"But it was that extraordinary look of alive intelligence that was the most uncanny thing about them. No one, no matter how little he knew of natural history in general or of the Moon's Vegetable Kingdom, could see those wonderful flowers without immediately being arrested by this peculiar character. You felt at once that you were in the presence of people rather than plants; and to talk with them, or to try to, seemed the most natural thing in the world."
―Tommy Stubbins

Vanity Lilies are a sapient species of plants native to the Earth's moon.


Like most plants, Vanity Lilies are sessile creatures, although still capable of a wide variety of movements.

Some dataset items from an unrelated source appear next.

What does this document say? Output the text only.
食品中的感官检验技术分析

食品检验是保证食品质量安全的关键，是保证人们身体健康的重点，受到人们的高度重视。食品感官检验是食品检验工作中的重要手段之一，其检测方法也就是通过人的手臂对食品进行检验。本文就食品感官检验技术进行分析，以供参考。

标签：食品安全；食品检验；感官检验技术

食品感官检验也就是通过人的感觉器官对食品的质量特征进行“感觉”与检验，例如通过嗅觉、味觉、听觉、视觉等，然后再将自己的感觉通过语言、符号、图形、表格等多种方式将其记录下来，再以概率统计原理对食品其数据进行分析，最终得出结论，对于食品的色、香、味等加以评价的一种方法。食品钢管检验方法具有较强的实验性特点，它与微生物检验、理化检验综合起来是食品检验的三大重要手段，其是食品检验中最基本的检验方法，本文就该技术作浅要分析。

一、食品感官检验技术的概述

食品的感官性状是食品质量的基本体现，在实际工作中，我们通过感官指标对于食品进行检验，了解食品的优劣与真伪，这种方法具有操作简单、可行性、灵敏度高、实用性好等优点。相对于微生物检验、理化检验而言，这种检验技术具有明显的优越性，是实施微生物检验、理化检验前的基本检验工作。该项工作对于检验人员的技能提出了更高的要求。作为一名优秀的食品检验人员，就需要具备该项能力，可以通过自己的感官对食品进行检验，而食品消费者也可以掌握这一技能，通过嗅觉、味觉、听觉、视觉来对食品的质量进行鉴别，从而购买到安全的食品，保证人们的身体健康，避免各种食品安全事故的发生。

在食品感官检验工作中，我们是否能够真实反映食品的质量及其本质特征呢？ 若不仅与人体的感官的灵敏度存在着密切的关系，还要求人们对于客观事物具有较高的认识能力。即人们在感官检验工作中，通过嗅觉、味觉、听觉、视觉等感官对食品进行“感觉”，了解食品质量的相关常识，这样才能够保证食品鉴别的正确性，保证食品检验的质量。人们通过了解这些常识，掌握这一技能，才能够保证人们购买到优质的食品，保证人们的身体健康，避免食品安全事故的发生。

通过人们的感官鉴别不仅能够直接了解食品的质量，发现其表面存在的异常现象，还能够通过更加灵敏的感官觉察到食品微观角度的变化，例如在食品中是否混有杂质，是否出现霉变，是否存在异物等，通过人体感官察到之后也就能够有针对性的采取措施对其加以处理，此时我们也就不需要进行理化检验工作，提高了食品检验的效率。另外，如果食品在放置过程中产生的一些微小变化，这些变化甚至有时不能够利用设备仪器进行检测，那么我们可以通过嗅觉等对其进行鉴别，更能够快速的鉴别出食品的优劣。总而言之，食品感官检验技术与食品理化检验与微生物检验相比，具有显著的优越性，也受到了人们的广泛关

Their stems are long and slender. and their flowers are trumpet-shaped, with a diameter of about 18 inches (~ 45.7 cm). The flowers are cream-colored with patches of violet and orange grouped around a central black tongue. Their leaves are deep olive-green. Tommy Stubbins has described them as the most beautiful flowers he's ever seen, and compared their movements to a group of people "whispering and gossiping at a party".

One of the most notable abilities of the Lilies is to produce a wide variety of different aromas at will, ranging from a plethora of agreeable scents to some that are so noxious they might induce faintness. They also possess the faculty of sight, even though they don't have visible eyes. They can, in fact, detect not only light, but also colors and images. Like all life forms of the moon, they can live for centuries.

Culture and societyEdit

Vanity Lilies are a particularly intelligent, friendly and gregarious species, standing out even amidst the other, similarly sapient flora of the moon. Dr. Dolittle credited their intelligence and helpful nature to explain how he managed to learn their language and converse with them in a relatively short period.

Their language largely consists of movements, although the type of movement differs between the idiom they use among themselves and others that are employed to speak to different kinds of plants, as well as to the bees that come to feed on their nectar and pollinate them.

They spend their days in idle chatting and, when questioned about whether they wish they weren't sessile, claim that they feel no desire to leave their spots whatsoever, and are very content to communicate with more distant individuals by sending messages via the bees and other insects.

The reason they've been named Vanity Lilies is that they're very conscious about their looks and get upset if birds or insects mess with their delicate petals or pistils. Those who grow close enough to ponds or streams love to look at their own reflections in water.